§23 美味しい食事
ただこの組み合わせ、美味しいけれど喉が渇く。
見るとあのボールから直接あの水と何かを混ぜた物を飲むようだ。
なので俺も試してみる。
ボールは大きいので間接キスにはならない。
飲んでみて気づいた。
これって向こうでいうところのカ●ピスとかコー●スだ。
つまり甘い系の乳酸菌飲料。
「美味しいな、どれも」
「どれもラインマインの家の特産品なんだ。ステルダは遠いからこっちで買うと高いけれどさ」
「チーズやパストラミはともかく、この飲み物は日持ちしないしね。一周が限界。だからステルダ近郊しか出していないの」
「でもどれも美味しい。クラッカーもバターがしっかりきいていて」
そう、俺の元いた世界に持って行ってもこれは評判がいいだろう。
それくらいに美味しい。
「ラインマインの家ってこういう物を作っているんだ」
「農場も工場もお店もあるかなり大きい家なんだ。父もこの飲み物が好きで、水や酒と混ぜてよく飲んでいた」
「ステルダでも三指に入る大きな家」
アルとメルがそれぞれ説明。
「でも内情は色々大変なんだよ。農産品はどれもこれも天候に影響受けるしね。チーズとかパストラミとか製造に時間がかかって貯蔵も出来る加工品でやっとバランスをとっている感じ。この飲み物はチーズやバターを作る時の余りの乳清で作るから利益率いいんだけどね。

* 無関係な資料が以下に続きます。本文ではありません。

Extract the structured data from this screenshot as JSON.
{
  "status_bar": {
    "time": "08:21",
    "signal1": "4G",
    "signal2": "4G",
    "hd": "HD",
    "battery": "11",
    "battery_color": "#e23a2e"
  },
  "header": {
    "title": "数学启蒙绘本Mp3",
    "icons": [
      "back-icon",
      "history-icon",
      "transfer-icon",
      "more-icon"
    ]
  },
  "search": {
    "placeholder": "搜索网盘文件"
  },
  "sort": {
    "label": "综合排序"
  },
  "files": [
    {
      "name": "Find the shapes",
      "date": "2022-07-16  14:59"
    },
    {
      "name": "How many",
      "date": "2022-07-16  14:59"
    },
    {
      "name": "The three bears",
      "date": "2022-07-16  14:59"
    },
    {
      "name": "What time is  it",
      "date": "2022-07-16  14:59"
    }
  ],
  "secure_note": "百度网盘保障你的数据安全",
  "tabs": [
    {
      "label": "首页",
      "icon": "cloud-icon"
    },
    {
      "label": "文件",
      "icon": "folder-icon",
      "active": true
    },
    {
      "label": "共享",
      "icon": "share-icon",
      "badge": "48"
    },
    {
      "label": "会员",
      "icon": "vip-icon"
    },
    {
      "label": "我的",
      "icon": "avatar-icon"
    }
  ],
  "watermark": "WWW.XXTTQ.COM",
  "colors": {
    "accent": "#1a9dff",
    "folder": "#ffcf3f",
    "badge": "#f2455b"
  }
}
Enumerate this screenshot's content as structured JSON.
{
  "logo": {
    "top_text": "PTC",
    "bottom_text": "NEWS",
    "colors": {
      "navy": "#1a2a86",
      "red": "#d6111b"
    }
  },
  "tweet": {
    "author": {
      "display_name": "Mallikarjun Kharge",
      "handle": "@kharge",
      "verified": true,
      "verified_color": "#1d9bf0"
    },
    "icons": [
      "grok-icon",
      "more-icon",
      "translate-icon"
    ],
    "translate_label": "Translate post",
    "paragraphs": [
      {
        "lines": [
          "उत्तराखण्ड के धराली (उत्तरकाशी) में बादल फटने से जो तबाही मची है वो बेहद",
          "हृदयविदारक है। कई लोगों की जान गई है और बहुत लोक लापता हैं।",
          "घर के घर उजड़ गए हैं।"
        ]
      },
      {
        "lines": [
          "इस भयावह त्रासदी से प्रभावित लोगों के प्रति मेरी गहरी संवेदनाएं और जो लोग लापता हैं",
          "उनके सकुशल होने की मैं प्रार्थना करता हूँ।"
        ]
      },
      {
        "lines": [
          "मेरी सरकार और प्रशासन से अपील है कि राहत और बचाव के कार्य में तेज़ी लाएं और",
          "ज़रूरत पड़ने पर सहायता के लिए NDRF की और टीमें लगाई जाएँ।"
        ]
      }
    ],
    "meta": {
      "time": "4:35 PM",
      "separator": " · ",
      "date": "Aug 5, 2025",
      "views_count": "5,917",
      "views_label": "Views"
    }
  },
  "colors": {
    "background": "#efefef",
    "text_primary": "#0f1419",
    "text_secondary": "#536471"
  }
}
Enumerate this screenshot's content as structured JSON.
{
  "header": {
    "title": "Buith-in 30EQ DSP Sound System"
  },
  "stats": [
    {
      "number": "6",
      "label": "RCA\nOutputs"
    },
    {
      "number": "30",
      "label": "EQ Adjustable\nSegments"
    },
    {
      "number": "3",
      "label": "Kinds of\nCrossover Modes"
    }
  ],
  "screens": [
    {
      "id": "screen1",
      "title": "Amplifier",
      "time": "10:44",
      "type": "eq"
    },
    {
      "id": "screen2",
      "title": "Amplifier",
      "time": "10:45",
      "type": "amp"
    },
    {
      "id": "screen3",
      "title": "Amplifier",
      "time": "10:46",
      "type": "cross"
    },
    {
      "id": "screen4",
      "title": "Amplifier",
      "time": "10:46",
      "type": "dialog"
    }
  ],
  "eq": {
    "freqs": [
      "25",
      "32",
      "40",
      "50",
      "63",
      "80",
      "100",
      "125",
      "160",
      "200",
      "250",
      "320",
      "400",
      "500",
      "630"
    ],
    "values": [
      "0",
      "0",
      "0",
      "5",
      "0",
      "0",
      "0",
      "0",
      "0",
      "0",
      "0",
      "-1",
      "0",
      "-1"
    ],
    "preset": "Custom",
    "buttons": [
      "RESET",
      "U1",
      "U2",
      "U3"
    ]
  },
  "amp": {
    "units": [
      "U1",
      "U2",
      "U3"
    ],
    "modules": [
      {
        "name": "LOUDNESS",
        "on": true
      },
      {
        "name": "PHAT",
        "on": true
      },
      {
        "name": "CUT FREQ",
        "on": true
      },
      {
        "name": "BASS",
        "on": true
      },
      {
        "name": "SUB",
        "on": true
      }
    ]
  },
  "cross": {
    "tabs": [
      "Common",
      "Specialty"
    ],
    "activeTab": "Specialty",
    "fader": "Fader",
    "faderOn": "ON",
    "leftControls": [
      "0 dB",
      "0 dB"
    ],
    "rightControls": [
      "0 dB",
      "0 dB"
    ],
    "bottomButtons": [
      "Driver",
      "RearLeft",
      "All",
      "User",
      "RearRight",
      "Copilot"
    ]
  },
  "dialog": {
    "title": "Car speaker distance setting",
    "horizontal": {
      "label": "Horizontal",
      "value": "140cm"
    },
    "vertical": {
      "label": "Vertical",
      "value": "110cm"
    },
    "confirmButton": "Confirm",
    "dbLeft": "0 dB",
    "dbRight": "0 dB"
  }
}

他にも加工品を色々考えたいっていつも父が言っている。このクラッカーも保存がきいて便利だけれど他の家でも作っているしね」
なるほどと思ってちょっと考える。
そして知識をさらってみる。
うん、この国には発酵させたふんわり系のパンというものは無いようだ。
クラッカーか、硬くて保存が効くガチガチの無発酵パンのようなものだけ。
なら、上手く行けば儲かるかな。
このハムとチーズでサンドイッチを作ると美味しそうだし。
酵母は干しぶどうとかで作れるよな。
他の材料はありそうだし、あとで作り方を考えよう。
「どうしたの、何か考えているようだけれど」
「また何か、作りたい物でも思いついたか?」
ラインマインとアン先輩が俺の顔を覗き込む。
「いや、ちょっと向こうの食べ物で作れそうな物を思い出したんだ。ただすぐには作れないし材料や設備も必要。だから明日の放課後にでも作り方のメモを書いて、ラインマインの実家で試して欲しいんだ。色々手間がかかるから最初の一個が出来るまで二周くらいかかるかもしれないけれど」
ちなみに一周は六日だ、念の為。
「それはどんな物なんだ?」
アルが真っ先に聞いてくる。
「このクラッカーと同じ材料で、もっと柔らかくてふわふわした感じのものになると思う。でも材料さえ揃えばクラッカーと同じ施設で作れる筈なんだ」
「何か楽しみですね」
ヘラものってきた。
「それって保存が効きますか」
「残念だけれど硬く作って三日が限度かな」
「うちの商売には向かないですわね」
ヘラ、相変わらずしっかりしている。
「でもいいの、そんなの教えて貰って」
「多分教えただけの内容じゃ簡単にはうまく作れないと思う。でもそういった食品加工の専門家なら、理屈さえわかれば色々工夫して商売になる物まで作り上げられると思うんだ」
「何か楽しみなのだ」
アン先輩がそんな事を言っている。
あ、そう言えばサンドイッチと言えばマヨネーズも欲しいよな。
卵も酢も油もあるから、これは放課後にでも試してみればいいか。
でも生卵ってこの世界のものは使っても大丈夫なのだろうか。
そんな事を思いつつ、美味しいクラッカーサンドをいただく。